As empresas têm tomado medidas para enfrentar os problemas advindos dos riscos de contaminação do coronavírus e dos problemas de deslocamento provocados pelas enchentes, em especial nas grandes cidades.

Entre essas medidas, o home office tem sido adotado, ainda que em caráter emergencial, uma vez que, evitando o deslocamento das pessoas, preservam-nas com relação as aglomerações do transporte e da proximidade com outras pessoas nos ambientes de trabalho. Isso, além de possibilitar o desempenho de suas atividades sem necessidade desse deslocamento.

Atenta a essas questões, a Sobratt - Sociedade Brasileira de Teletrabalho e Teleatividades - está apresentando algumas orientações para as empresas proverem as condições mínimas para que as pessoas possam trabalhar em regime de home office, ainda que em caráter emergencial. Seguem, pois, essas orientações:

- Orientar os gestores e funcionários quanto ao contexto do home office e em relação aos seus papéis e responsabilidades no trabalho nesse regime:
.A relação tem de ser a confiança recíproca
.É necessário estabelecer claramente as atividades a serem executadas, com prazos e processo de acompanhamento
.Orientação e suporte (não controle) permanentes por parte dos gestores são fundamentais - os funcionários precisam se sentir seguros para um bom desempenho de suas atividades
.Por outro lado, os funcionários precisam também passar segurança aos seus gestores, reportando qualquer intercorrência que afete as suas atividades.

- Um "acordo" familiar precisa ser estabelecido, para que não haja interferência por parte dos habitantes da residência nas atividades do funcionário.

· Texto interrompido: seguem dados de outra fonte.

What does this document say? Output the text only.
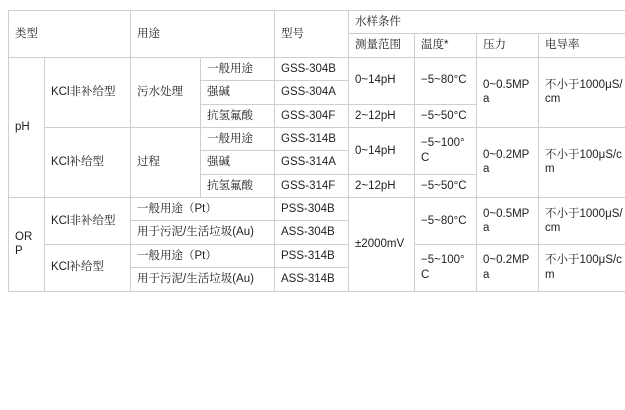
类型		用途		型号	水样条件			
					测量范围	温度*	压力	电导率
pH	KCl非补给型	污水处理	一般用途	GSS-304B	0~14pH	−5~80°C	0~0.5MPa	不小于1000μS/cm
			强碱	GSS-304A				
			抗氢氟酸	GSS-304F	2~12pH	−5~50°C		
	KCl补给型	过程	一般用途	GSS-314B	0~14pH	−5~100°C	0~0.2MPa	不小于100μS/cm
			强碱	GSS-314A				
			抗氢氟酸	GSS-314F	2~12pH	−5~50°C		
ORP	KCl非补给型	一般用途（Pt）		PSS-304B	±2000mV	−5~80°C	0~0.5MPa	不小于1000μS/cm
		用于污泥/生活垃圾(Au)		ASS-304B				
	KCl补给型	一般用途（Pt）		PSS-314B		−5~100°C	0~0.2MPa	不小于100μS/cm
		用于污泥/生活垃圾(Au)		ASS-314B				
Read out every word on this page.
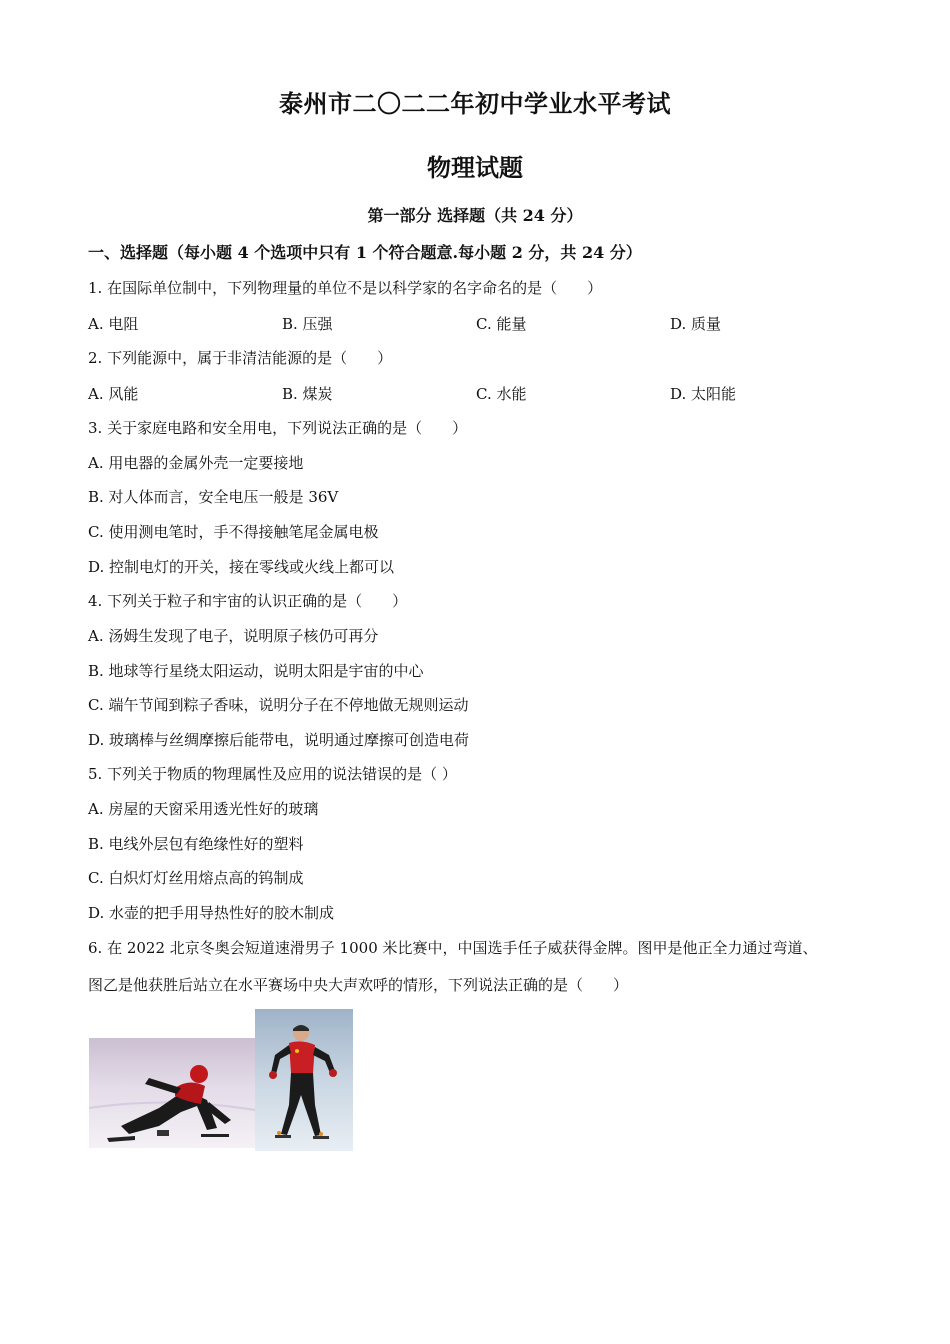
泰州市二〇二二年初中学业水平考试
物理试题
第一部分 选择题（共 24 分）
一、选择题（每小题 4 个选项中只有 1 个符合题意.每小题 2 分，共 24 分）
1. 在国际单位制中，下列物理量的单位不是以科学家的名字命名的是（　　）
A. 电阻	B. 压强	C. 能量	D. 质量
2. 下列能源中，属于非清洁能源的是（　　）
A. 风能	B. 煤炭	C. 水能	D. 太阳能
3. 关于家庭电路和安全用电，下列说法正确的是（　　）
A. 用电器的金属外壳一定要接地
B. 对人体而言，安全电压一般是 36V
C. 使用测电笔时，手不得接触笔尾金属电极
D. 控制电灯的开关，接在零线或火线上都可以
4. 下列关于粒子和宇宙的认识正确的是（　　）
A. 汤姆生发现了电子，说明原子核仍可再分
B. 地球等行星绕太阳运动，说明太阳是宇宙的中心
C. 端午节闻到粽子香味，说明分子在不停地做无规则运动
D. 玻璃棒与丝绸摩擦后能带电，说明通过摩擦可创造电荷
5. 下列关于物质的物理属性及应用的说法错误的是（ ）
A. 房屋的天窗采用透光性好的玻璃
B. 电线外层包有绝缘性好的塑料
C. 白炽灯灯丝用熔点高的钨制成
D. 水壶的把手用导热性好的胶木制成
6. 在 2022 北京冬奥会短道速滑男子 1000 米比赛中，中国选手任子威获得金牌。图甲是他正全力通过弯道、
图乙是他获胜后站立在水平赛场中央大声欢呼的情形，下列说法正确的是（　　）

- O ambiente físico, bem como as questões ergonômicas devem ser minimamente adequadas à execução das atividades - é totalmente desaconselhável, por exemplo, o trabalho sentado em sofás e com o note book no colo.

- As ferramentas de tecnologia têm que prover condições para o exercício do trabalho à distância - equipamentos e programas que possibilitem o acesso às informações e a comunicação com os demais atores internos e externos com os quais o funcionário interage.

- Regras com relação ao controle de jornada, horas extras, prevenção e comunicação de acidentes deverão estabelecidas, para blindar a empresa de eventuais problemas trabalhistas.

Estão aí, pois, algumas recomendações que possibilitarão o enfrentamento dessas situações emergenciais pelas quais as empresas estão passando.

É importante reiterar que tratamos aqui de orientações mínimas, para uma situação de emergência. Elas de modo algum substituem a implantação de um Programa de Home Office estruturado, que envolve planejamento, diagnósticos aprofundados, estabelecimento de Políticas, sensibilização e capacitação de gestores e funcionários, bem como monitoramento e avaliação do processo.

Somente um programa com essas características é que pode trazer resultados significativos para as empresas, seus funcionários e para a própria comunidade.

Cleo Carneiro é diretor do GCONTT - Grupo de Consultoria em Trabalho e diretor da Sobratt -Sociedade Brasileira de Teletrabalho e Teleatividades.